FIG. 8 is a perspective view of a plate for explaining a calculation formula of a required processing force.

FIG. 9 is a diagram showing a relationship between a bending radius and a required processing force.

FIG. 10 is a sectional view showing a state of movement of a bending point when a bending radius is large.

FIG. 11 is a diagram corresponding to FIG. 10 when the bending radius is small.

FIG. 12 is a diagram corresponding to FIG. 1 showing a conventional example.

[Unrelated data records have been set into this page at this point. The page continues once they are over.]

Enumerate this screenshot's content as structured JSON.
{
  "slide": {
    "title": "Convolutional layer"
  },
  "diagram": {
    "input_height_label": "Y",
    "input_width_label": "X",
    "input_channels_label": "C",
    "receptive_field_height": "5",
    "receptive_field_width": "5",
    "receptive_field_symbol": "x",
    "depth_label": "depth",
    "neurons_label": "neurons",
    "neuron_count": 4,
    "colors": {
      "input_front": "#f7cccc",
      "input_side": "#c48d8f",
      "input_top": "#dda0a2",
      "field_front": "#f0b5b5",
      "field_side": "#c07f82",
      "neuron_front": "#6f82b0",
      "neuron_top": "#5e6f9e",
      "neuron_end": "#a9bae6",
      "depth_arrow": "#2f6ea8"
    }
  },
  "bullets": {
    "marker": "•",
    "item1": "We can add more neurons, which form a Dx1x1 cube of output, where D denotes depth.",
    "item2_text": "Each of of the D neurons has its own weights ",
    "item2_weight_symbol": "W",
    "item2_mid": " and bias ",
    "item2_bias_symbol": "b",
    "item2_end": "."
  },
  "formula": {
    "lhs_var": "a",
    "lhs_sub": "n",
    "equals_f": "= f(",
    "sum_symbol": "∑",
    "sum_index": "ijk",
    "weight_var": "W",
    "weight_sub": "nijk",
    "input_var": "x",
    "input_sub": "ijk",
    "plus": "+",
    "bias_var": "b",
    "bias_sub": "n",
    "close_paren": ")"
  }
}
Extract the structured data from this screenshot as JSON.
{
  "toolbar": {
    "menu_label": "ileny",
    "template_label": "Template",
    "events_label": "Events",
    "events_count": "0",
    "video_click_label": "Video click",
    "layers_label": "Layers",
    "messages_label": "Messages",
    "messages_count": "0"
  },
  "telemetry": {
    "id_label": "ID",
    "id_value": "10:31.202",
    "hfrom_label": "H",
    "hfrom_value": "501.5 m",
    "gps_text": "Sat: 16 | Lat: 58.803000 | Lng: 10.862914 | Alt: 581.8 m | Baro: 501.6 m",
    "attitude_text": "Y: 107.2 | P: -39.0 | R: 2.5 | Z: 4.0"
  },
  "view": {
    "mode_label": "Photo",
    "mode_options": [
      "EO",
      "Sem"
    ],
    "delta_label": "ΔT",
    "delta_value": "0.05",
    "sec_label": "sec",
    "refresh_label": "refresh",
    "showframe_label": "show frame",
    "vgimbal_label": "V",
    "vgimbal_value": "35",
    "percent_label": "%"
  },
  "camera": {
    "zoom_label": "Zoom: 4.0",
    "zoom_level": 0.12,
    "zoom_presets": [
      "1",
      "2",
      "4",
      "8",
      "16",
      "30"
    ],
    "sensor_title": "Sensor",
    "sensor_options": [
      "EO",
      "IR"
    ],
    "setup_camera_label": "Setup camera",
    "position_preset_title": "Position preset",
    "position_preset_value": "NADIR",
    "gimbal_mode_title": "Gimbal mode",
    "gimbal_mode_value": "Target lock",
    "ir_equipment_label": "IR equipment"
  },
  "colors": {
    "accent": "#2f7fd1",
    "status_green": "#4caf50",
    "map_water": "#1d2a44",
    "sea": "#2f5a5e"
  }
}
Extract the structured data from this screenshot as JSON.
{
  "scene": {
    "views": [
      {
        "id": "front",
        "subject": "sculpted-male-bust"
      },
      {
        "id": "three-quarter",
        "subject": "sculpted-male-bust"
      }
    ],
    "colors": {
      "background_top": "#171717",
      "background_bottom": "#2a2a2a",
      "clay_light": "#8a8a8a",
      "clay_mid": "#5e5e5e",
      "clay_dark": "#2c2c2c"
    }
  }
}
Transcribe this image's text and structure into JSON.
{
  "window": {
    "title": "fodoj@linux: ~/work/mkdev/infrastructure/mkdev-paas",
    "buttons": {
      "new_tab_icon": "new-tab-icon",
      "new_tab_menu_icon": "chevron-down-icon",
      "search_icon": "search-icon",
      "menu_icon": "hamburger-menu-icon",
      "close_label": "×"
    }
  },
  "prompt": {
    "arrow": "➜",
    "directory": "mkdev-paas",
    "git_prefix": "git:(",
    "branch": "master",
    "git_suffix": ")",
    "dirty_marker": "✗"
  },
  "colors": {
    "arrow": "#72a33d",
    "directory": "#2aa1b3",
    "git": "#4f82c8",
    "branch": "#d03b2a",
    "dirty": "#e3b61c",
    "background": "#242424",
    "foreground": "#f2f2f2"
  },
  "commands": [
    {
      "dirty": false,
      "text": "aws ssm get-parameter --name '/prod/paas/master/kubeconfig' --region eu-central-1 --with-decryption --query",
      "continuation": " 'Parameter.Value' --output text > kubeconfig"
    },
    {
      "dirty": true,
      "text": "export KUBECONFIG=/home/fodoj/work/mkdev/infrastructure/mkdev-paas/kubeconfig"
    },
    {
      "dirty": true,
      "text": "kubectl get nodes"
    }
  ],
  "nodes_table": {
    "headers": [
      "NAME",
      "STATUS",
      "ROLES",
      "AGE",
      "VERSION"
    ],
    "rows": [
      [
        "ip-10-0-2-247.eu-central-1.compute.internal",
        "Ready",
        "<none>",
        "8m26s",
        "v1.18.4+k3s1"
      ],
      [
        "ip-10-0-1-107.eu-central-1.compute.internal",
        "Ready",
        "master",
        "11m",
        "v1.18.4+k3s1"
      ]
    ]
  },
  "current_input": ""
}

FIG. 13 is a diagram corresponding to FIG. 2;

FIG. 14 is a diagram corresponding to FIG. 5;

FIG. 15 is a perspective view of a punching metal showing how the see-through window is broken.

[Explanation of symbols]

In the drawing, 12 is a microwave oven body, 13 is a door, 14 is a door body, 15 is an outer plate (punched metal), 16 is an inner plate,
7 is a sash, 18 is an outer barrier, 19 is an inner barrier, 22 is a viewing window, 23 and 32 are see-through windows, 24 and 33 are frame parts, 25 is a small hole, 26 is a plate, 31 is punching metal, 32a Indicates a ridge.

Claims (1)

(57) [Claims] 1. A structure in which a plurality of small holes are formed in an inner region of a plate material to form a see-through window portion, and a frame portion is formed upright by drawing on an outer peripheral portion of the see-through window portion. A punching metal, wherein a bending radius of a corner formed by the see-through window and the frame is set to approximately twice or less a thickness of the plate.